You have several considerations if you use a third party service provider and it gets breached because you are still liable for this together with the third party. Contracts will need to be amended in order to properly balance these responsibilities. Adherence for the first 2 years was optional but that timeline is quickly coming to an end as stated above. So what do we do right now? There are specific articles that indicate what you must be able to demonstrate you and any of your third parties are doing with any personal data, the scope of which includes digital identification, mobile numbers and equipment that can tie a person to that data. We will focus on the solutions we recommend to have in place below.

The ability to audit and report who has accessed and whether they were a data controller or processor is one of the main named abilities you need to have in order to ensure compliance. The main difference in this directive is who owns the data and who accesses it and for what purpose and times when those permissions get revoked. This requires you to have a named Data Protection Officer to perform these tasks and inform controllers and processors ensuring that they know what the corporate policy is and what GDPR requires of them as well as be the main point of contact for any supervisory authority wanting to discuss issues or audit.

Another point is the protections needed to do this. We recommend using a framework such as HIPPA, PCI or NIST 800-53. We also recommend Data Leakage Protection (DLP) and an Identity Access Management (IAM) solution. These 3 things will give you protections needed for the reporting piece of the puzzle. Both Data and Access would be easily controlled and reported on and your processes would be easily documented with a verified solution. As a caveat you should also have a vulnerability management program to compliment the reporting for this directive.

DLP should be a standard to ensure that you can report and potentially block any unauthorized access to personal data. With this directive personal data and it’s meaning has expanded. This is not just Personally Identifiable Information (PII) but also any electronic data or device information that can be linked with the personal data to a particular user. This means DLP rules will need to be customized to include fields outside of the norm and new regular expression (regex) patterns that can detect the location and access of the personal data.
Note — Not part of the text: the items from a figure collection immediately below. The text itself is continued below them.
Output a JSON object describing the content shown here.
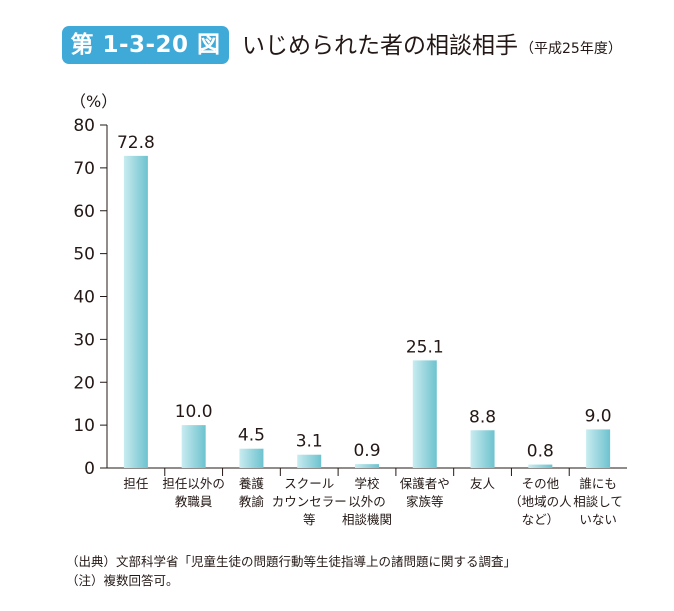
{
  "figure": {
    "number": "第 1-3-20 図",
    "title": "いじめられた者の相談相手",
    "subtitle": "（平成25年度）"
  },
  "chart_data": {
    "type": "bar",
    "unit_label": "（%）",
    "ylim": [
      0,
      80
    ],
    "yticks": [
      0,
      10,
      20,
      30,
      40,
      50,
      60,
      70,
      80
    ],
    "grid": false,
    "bar_color": "#9fd8e0",
    "categories": [
      [
        "担任"
      ],
      [
        "担任以外の",
        "教職員"
      ],
      [
        "養護",
        "教諭"
      ],
      [
        "スクール",
        "カウンセラー",
        "等"
      ],
      [
        "学校",
        "以外の",
        "相談機関"
      ],
      [
        "保護者や",
        "家族等"
      ],
      [
        "友人"
      ],
      [
        "その他",
        "（地域の人",
        "など）"
      ],
      [
        "誰にも",
        "相談して",
        "いない"
      ]
    ],
    "values": [
      72.8,
      10.0,
      4.5,
      3.1,
      0.9,
      25.1,
      8.8,
      0.8,
      9.0
    ],
    "value_labels": [
      "72.8",
      "10.0",
      "4.5",
      "3.1",
      "0.9",
      "25.1",
      "8.8",
      "0.8",
      "9.0"
    ]
  },
  "notes": {
    "source": "（出典）文部科学省「児童生徒の問題行動等生徒指導上の諸問題に関する調査」",
    "note": "（注）複数回答可。"
  }
}
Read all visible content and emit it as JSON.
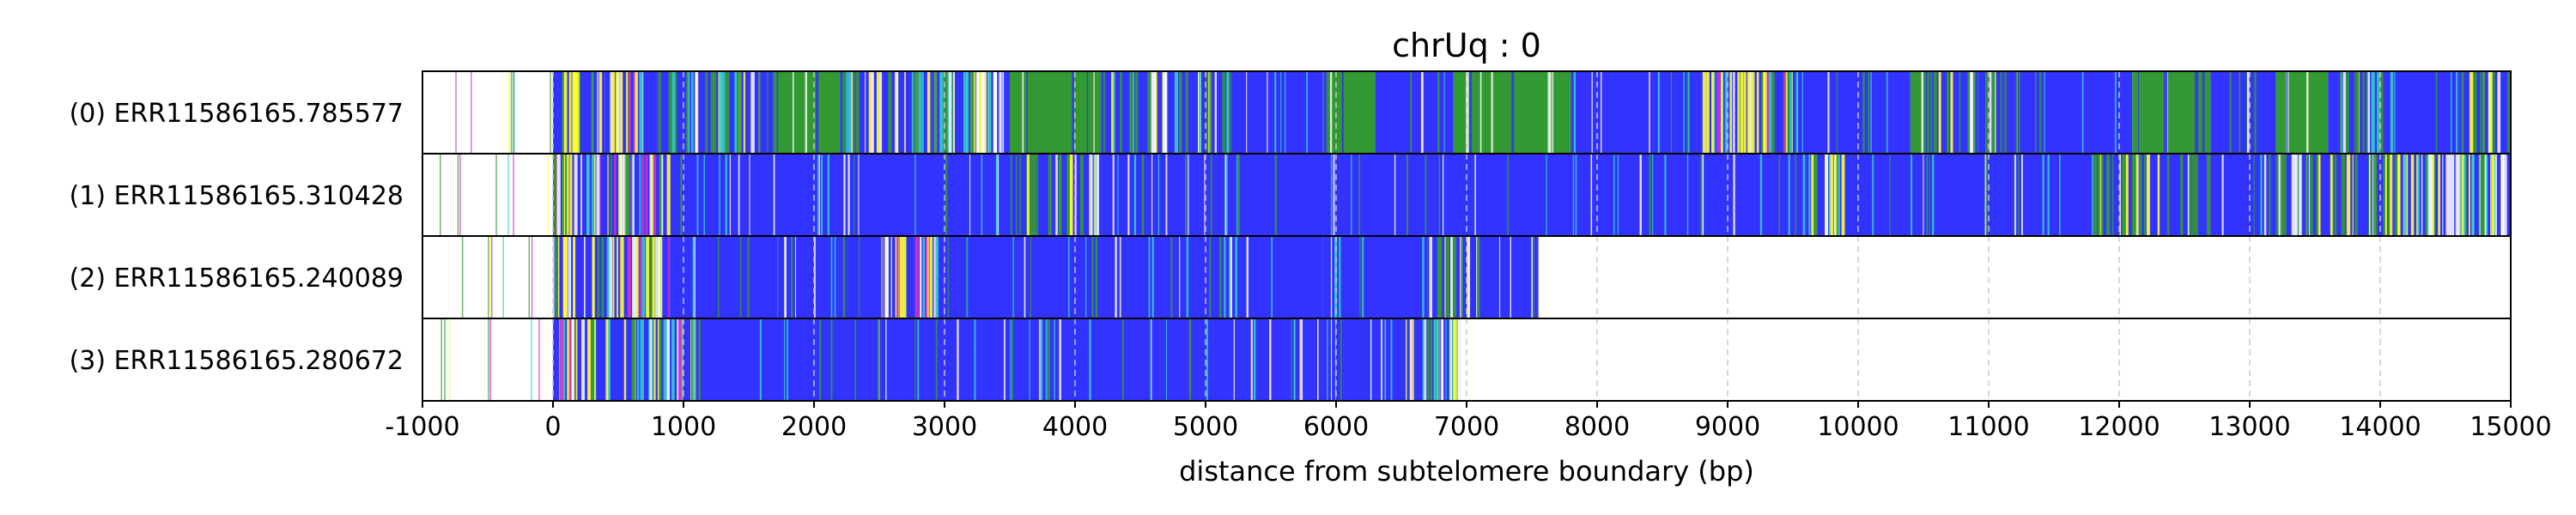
{
  "chart_data": {
    "type": "heatmap",
    "title": "chrUq : 0",
    "xlabel": "distance from subtelomere boundary (bp)",
    "ylabel": "",
    "xlim": [
      -1000,
      15000
    ],
    "xticks": [
      -1000,
      0,
      1000,
      2000,
      3000,
      4000,
      5000,
      6000,
      7000,
      8000,
      9000,
      10000,
      11000,
      12000,
      13000,
      14000,
      15000
    ],
    "xtick_labels": [
      "-1000",
      "0",
      "1000",
      "2000",
      "3000",
      "4000",
      "5000",
      "6000",
      "7000",
      "8000",
      "9000",
      "10000",
      "11000",
      "12000",
      "13000",
      "14000",
      "15000"
    ],
    "grid": "vertical dashed",
    "colors": {
      "blue": "#3333ff",
      "green": "#339933",
      "yellow": "#ffff33",
      "magenta": "#cc33cc",
      "cyan": "#33cccc",
      "white": "#ffffff",
      "grid": "#c8c8c8"
    },
    "reads": [
      {
        "label": "(0) ERR11586165.785577",
        "end": 15000,
        "segments": [
          [
            0,
            400,
            "mixed"
          ],
          [
            400,
            800,
            "yellow-mixed"
          ],
          [
            800,
            1700,
            "mixed"
          ],
          [
            1700,
            2200,
            "green"
          ],
          [
            2200,
            2900,
            "mixed"
          ],
          [
            2900,
            3500,
            "white-mixed"
          ],
          [
            3500,
            4200,
            "green"
          ],
          [
            4200,
            5200,
            "mixed"
          ],
          [
            5200,
            5900,
            "blue"
          ],
          [
            5900,
            6300,
            "green"
          ],
          [
            6300,
            6900,
            "blue"
          ],
          [
            6900,
            7800,
            "green"
          ],
          [
            7800,
            8800,
            "blue"
          ],
          [
            8800,
            9500,
            "yellow-mixed"
          ],
          [
            9500,
            10400,
            "blue"
          ],
          [
            10400,
            10500,
            "green"
          ],
          [
            10500,
            11200,
            "green-mixed"
          ],
          [
            11200,
            12100,
            "blue"
          ],
          [
            12100,
            12700,
            "green"
          ],
          [
            12700,
            13200,
            "blue"
          ],
          [
            13200,
            13600,
            "green"
          ],
          [
            13600,
            14100,
            "mixed"
          ],
          [
            14100,
            14600,
            "blue"
          ],
          [
            14600,
            15000,
            "green-mixed"
          ]
        ]
      },
      {
        "label": "(1) ERR11586165.310428",
        "end": 15000,
        "segments": [
          [
            0,
            900,
            "yellow-mixed"
          ],
          [
            900,
            3500,
            "blue"
          ],
          [
            3500,
            4200,
            "green-mixed"
          ],
          [
            4200,
            9600,
            "blue"
          ],
          [
            9600,
            9900,
            "white-mixed"
          ],
          [
            9900,
            11800,
            "blue"
          ],
          [
            11800,
            12700,
            "green-mixed"
          ],
          [
            12700,
            13200,
            "blue"
          ],
          [
            13200,
            14100,
            "green-mixed"
          ],
          [
            14100,
            15000,
            "white-mixed"
          ]
        ]
      },
      {
        "label": "(2) ERR11586165.240089",
        "end": 7550,
        "segments": [
          [
            0,
            900,
            "yellow-mixed"
          ],
          [
            900,
            2500,
            "blue"
          ],
          [
            2500,
            3000,
            "yellow-mixed"
          ],
          [
            3000,
            5900,
            "blue"
          ],
          [
            5900,
            6700,
            "blue"
          ],
          [
            6700,
            7100,
            "green-mixed"
          ],
          [
            7100,
            7550,
            "blue"
          ]
        ]
      },
      {
        "label": "(3) ERR11586165.280672",
        "end": 6950,
        "segments": [
          [
            0,
            1100,
            "yellow-mixed"
          ],
          [
            1100,
            6500,
            "blue"
          ],
          [
            6500,
            6950,
            "white-mixed"
          ]
        ]
      }
    ]
  }
}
Identity Access Management (IAM) is the other side of what is important with this GDPR directive. What it addresses is the easy reporting of authentication on sensitive systems containing the personal data. The reason this is important is that depending on your need to access this data access to personal data should be granted to process for the needed amount of time then revoked and documented forensically. This will give you the ability to review authentication, authorizations, administration, and audit of the identities or users that are accessing the personal data easily.

While time is short it is important to note that there is still time. Putting in these protections to discover what is there is the starting point. We aim to assist with any questions you may have from a security perspective, please contact us. Also below is a quick breakdown of the articles into sections where you can learn more.

GDPR Article Breakdown

  • Articles 1-22 discuss the data and other meanings for personal data and overall definitions of terms.
  • Articles 23-37 govern the persons involved and their roles and responsibilities.
  • Articles 38 and 39 show certification requirements. Articles 40-45 discuss the transfer of data to organizations.
  • Articles 46-53 discuss the role and a description of who can be a supervisory authority and their charge.
  • Articles 54-72 discuss interactions and the cooperation of the European Data Protection Board within the supervisory authority to investigate and certify adherence.
  • Articles 73-79 discuss the ramifications and penalties for a breach and not complying.
  • Articles 80-85 discuss provisions for special situations where data may be touched for purposes like employment or churches.
  • Article 86-87 discuss how delegation acts and implementation acts are handled by committee.
  • Articles 88-99 discuss the repeal of the old Directive 95/46/EC and this policies enforcement.